Die Wanderung beginnt im Süden. Just an der Stelle, wo der Hühnerbach und der Mahnerter
Bach zusammenfließen und den Eselsbach bilden, setzen wir unseren Fuß auf die „strata
coloniensis“. Das ist ziemlich exakt auf der Höhe des Landgasthauses Kemperdick. Früher
löschten hier die Fuhrleute ihren Durst, wenn sie die mit Eseln bespannten und mit Sand
beladenen Wagen zu einer Rast abstellten. Vergeblich halten wir Ausschau nach dem
Grabstein vom Jäger aus Kurpfalz, der jahrzehntelang die Gäste im Garten bestaunen
konnten, bis es spurlos verschwand.
Bis Trills nimmt die „strata coloniensis“ ihren ursprünglichen Verlauf.
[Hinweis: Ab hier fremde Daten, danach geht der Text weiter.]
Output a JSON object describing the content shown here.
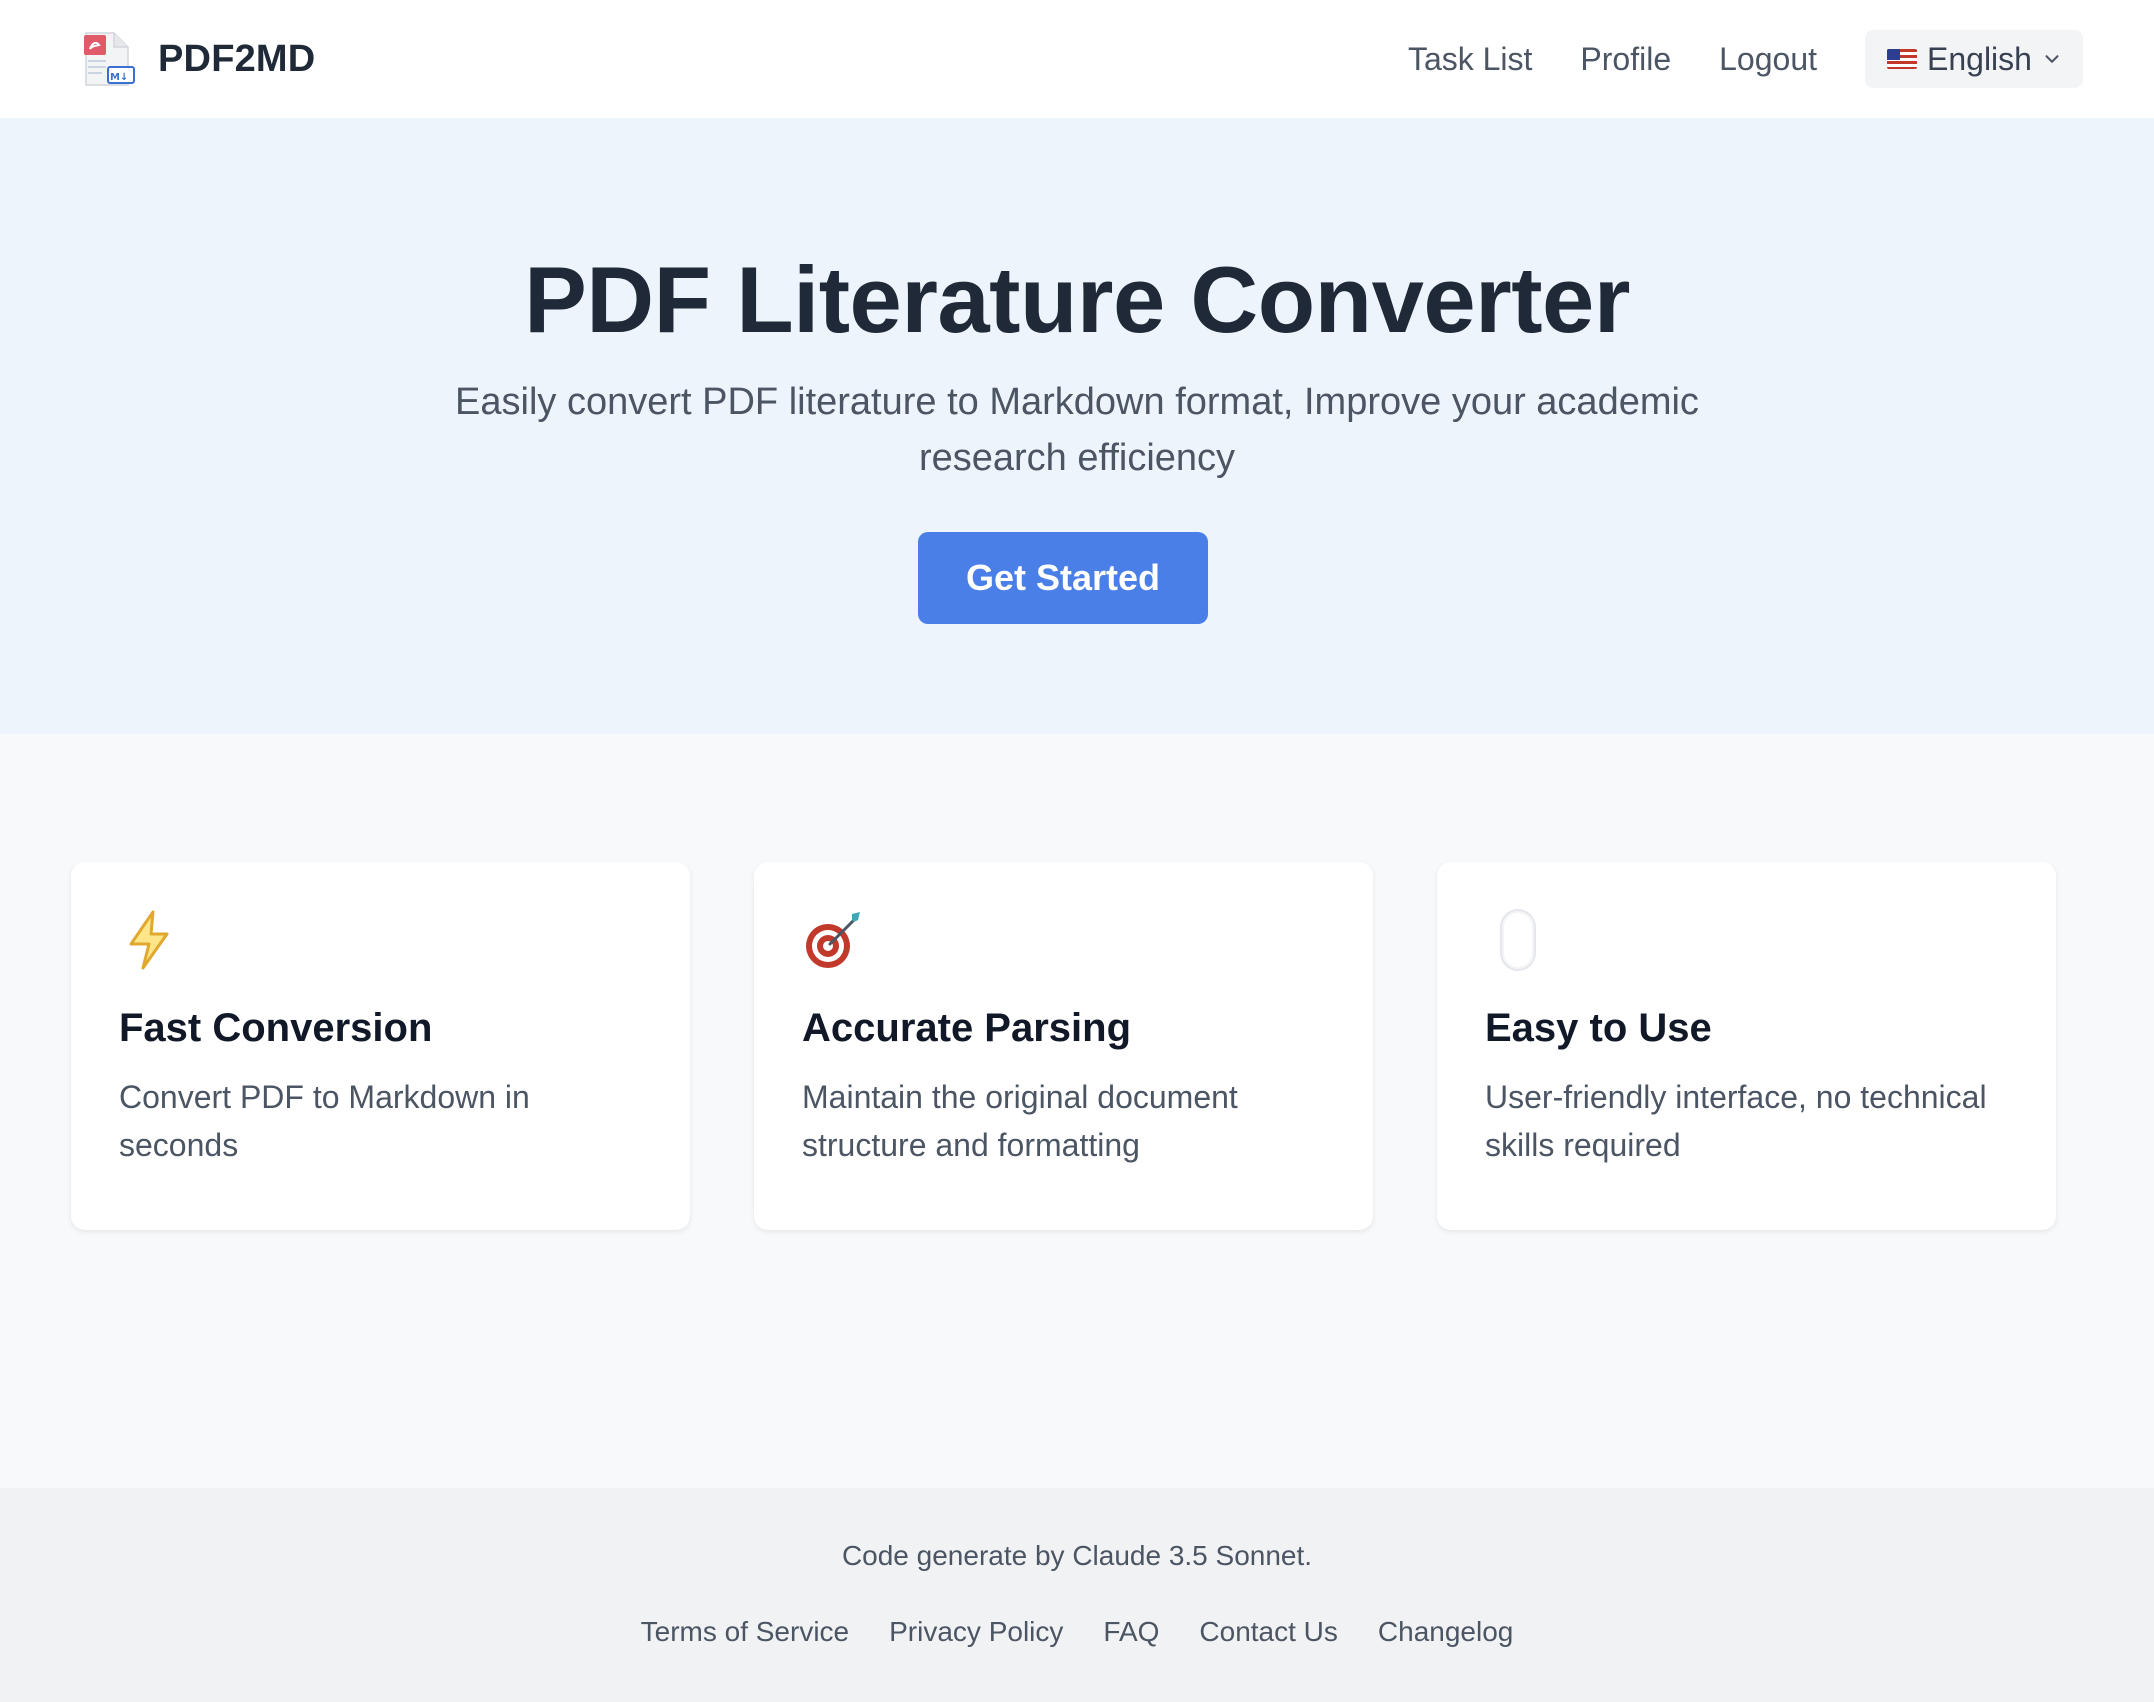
{
  "header": {
    "brand": "PDF2MD",
    "nav": {
      "task_list": "Task List",
      "profile": "Profile",
      "logout": "Logout"
    },
    "language": {
      "selected": "English",
      "flag_icon": "us-flag-icon"
    }
  },
  "hero": {
    "title": "PDF Literature Converter",
    "subtitle": "Easily convert PDF literature to Markdown format, Improve your academic research efficiency",
    "cta_label": "Get Started"
  },
  "features": [
    {
      "icon": "lightning-icon",
      "title": "Fast Conversion",
      "description": "Convert PDF to Markdown in seconds"
    },
    {
      "icon": "target-icon",
      "title": "Accurate Parsing",
      "description": "Maintain the original document structure and formatting"
    },
    {
      "icon": "mouse-icon",
      "title": "Easy to Use",
      "description": "User-friendly interface, no technical skills required"
    }
  ],
  "footer": {
    "credit": "Code generate by Claude 3.5 Sonnet.",
    "links": [
      "Terms of Service",
      "Privacy Policy",
      "FAQ",
      "Contact Us",
      "Changelog"
    ]
  },
  "colors": {
    "accent": "#4a7fe8",
    "hero_bg": "#edf4fb",
    "page_bg": "#f7f9fb",
    "footer_bg": "#f1f2f4"
  }
}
Wer die Strecke von
einem Kilometer an Stocks und Klockes Busch vorbei in umgekehrter Richtung zu Fuß
zurücklegte, spare in den Anfängen der D-Mark-Zeit fünf Pfennig, um am Kemperdick in den
Bus nach Hilden einzusteigen.

Der ehemalige Bauernhof Böllenschmied (auch Bülleschmit, Böllenschmitt) hat mit
Sicherheit eine wichtige Rolle an der historischen Straße eingenommen, als Schmiede oder
Pferdewechselstation, zur landwirtschaftlichen Nutzung oder jüngst als Wohnplatz.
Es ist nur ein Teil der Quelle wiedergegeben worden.